Legacy code is Frankenstein’s monster code that still seems to work, but poorly, and new code with potential cannot develop it because of the mess in the legacy code base.

The problems of external services interacting with Legacy code bought in the 1990s are not much of a concern to large corporations who own the data and who are focused on building their own, “truly proven”, 3D-5D Closed BIM tools.

With transparent and interoperable access to data, all information from projects can be seamlessly transferred and automated using external services, databases and ERP systems. But then such a Closed BIM ecosystem would no longer make sense and 3D CAD solutions would be limited to geometry creation functions, which corporations and investment management funds cannot allow to happen.

In turn, corporations are forced to create such closed environments by the need to maintain stable quarterly earnings.

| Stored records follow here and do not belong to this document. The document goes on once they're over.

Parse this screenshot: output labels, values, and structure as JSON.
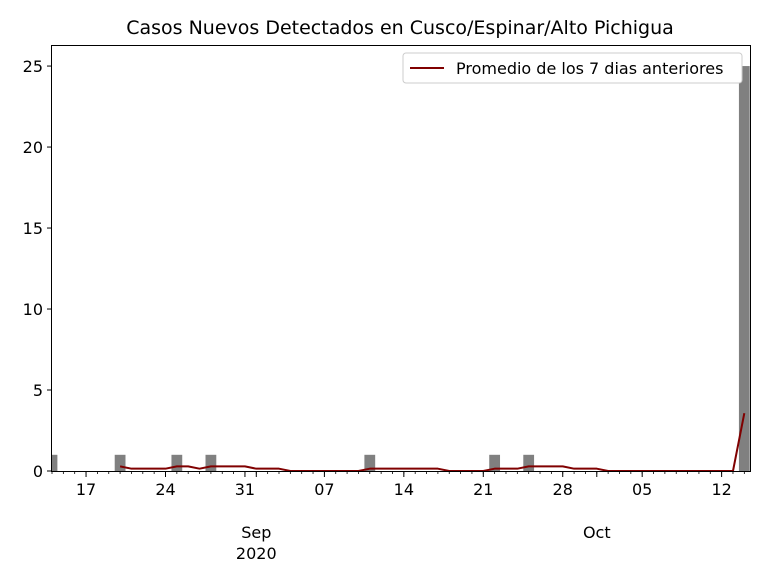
{
  "chart_data": {
    "type": "bar",
    "title": "Casos Nuevos Detectados en Cusco/Espinar/Alto Pichigua",
    "xlabel": "",
    "ylabel": "",
    "x_start": "2020-08-14",
    "x_end": "2020-10-14",
    "ylim": [
      0,
      26.3
    ],
    "yticks": [
      0,
      5,
      10,
      15,
      20,
      25
    ],
    "xticks": [
      {
        "date": "2020-08-17",
        "label": "17"
      },
      {
        "date": "2020-08-24",
        "label": "24"
      },
      {
        "date": "2020-08-31",
        "label": "31"
      },
      {
        "date": "2020-09-07",
        "label": "07"
      },
      {
        "date": "2020-09-14",
        "label": "14"
      },
      {
        "date": "2020-09-21",
        "label": "21"
      },
      {
        "date": "2020-09-28",
        "label": "28"
      },
      {
        "date": "2020-10-05",
        "label": "05"
      },
      {
        "date": "2020-10-12",
        "label": "12"
      }
    ],
    "month_labels": [
      {
        "date": "2020-09-01",
        "label": "Sep",
        "sublabel": "2020"
      },
      {
        "date": "2020-10-01",
        "label": "Oct",
        "sublabel": ""
      }
    ],
    "bars": {
      "color": "#808080",
      "points": [
        {
          "date": "2020-08-14",
          "value": 1
        },
        {
          "date": "2020-08-20",
          "value": 1
        },
        {
          "date": "2020-08-25",
          "value": 1
        },
        {
          "date": "2020-08-28",
          "value": 1
        },
        {
          "date": "2020-09-11",
          "value": 1
        },
        {
          "date": "2020-09-22",
          "value": 1
        },
        {
          "date": "2020-09-25",
          "value": 1
        },
        {
          "date": "2020-10-14",
          "value": 25
        }
      ]
    },
    "series": [
      {
        "name": "Promedio de los 7 dias anteriores",
        "color": "#800000",
        "points": [
          {
            "date": "2020-08-20",
            "value": 0.286
          },
          {
            "date": "2020-08-21",
            "value": 0.143
          },
          {
            "date": "2020-08-22",
            "value": 0.143
          },
          {
            "date": "2020-08-23",
            "value": 0.143
          },
          {
            "date": "2020-08-24",
            "value": 0.143
          },
          {
            "date": "2020-08-25",
            "value": 0.286
          },
          {
            "date": "2020-08-26",
            "value": 0.286
          },
          {
            "date": "2020-08-27",
            "value": 0.143
          },
          {
            "date": "2020-08-28",
            "value": 0.286
          },
          {
            "date": "2020-08-29",
            "value": 0.286
          },
          {
            "date": "2020-08-30",
            "value": 0.286
          },
          {
            "date": "2020-08-31",
            "value": 0.286
          },
          {
            "date": "2020-09-01",
            "value": 0.143
          },
          {
            "date": "2020-09-02",
            "value": 0.143
          },
          {
            "date": "2020-09-03",
            "value": 0.143
          },
          {
            "date": "2020-09-04",
            "value": 0
          },
          {
            "date": "2020-09-10",
            "value": 0
          },
          {
            "date": "2020-09-11",
            "value": 0.143
          },
          {
            "date": "2020-09-17",
            "value": 0.143
          },
          {
            "date": "2020-09-18",
            "value": 0
          },
          {
            "date": "2020-09-21",
            "value": 0
          },
          {
            "date": "2020-09-22",
            "value": 0.143
          },
          {
            "date": "2020-09-24",
            "value": 0.143
          },
          {
            "date": "2020-09-25",
            "value": 0.286
          },
          {
            "date": "2020-09-28",
            "value": 0.286
          },
          {
            "date": "2020-09-29",
            "value": 0.143
          },
          {
            "date": "2020-10-01",
            "value": 0.143
          },
          {
            "date": "2020-10-02",
            "value": 0
          },
          {
            "date": "2020-10-13",
            "value": 0
          },
          {
            "date": "2020-10-14",
            "value": 3.571
          }
        ]
      }
    ],
    "legend": {
      "position": "top-right",
      "label": "Promedio de los 7 dias anteriores"
    },
    "grid": false
  }
}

The real masters of the big corporations producing new age oil – data – are the investors from the financial big  five investment funds, who care about quarterly growth and cannot allow corporations to lose their monopoly on the extraction of valuable information.

Therefore, maintaining a monopoly over data is at the core of the policies of the big 3D solution vendors, allowing them to change licensing models and raise the prices of their products. The companies interviewed (from a letter from architects to Autodesk) claim that their costs for licensing Autodesk products increased by 70 per cent between 2015 and 2019 alone. 

CAD vendors are not prepared to hand over “their” data for free, and in order to create the illusion of access and connectivity to this data, they have imposed rather complicated ways of storing and accessing information on their customers, allowing them to pull the initiative in processing master data over to their proprietary solutions.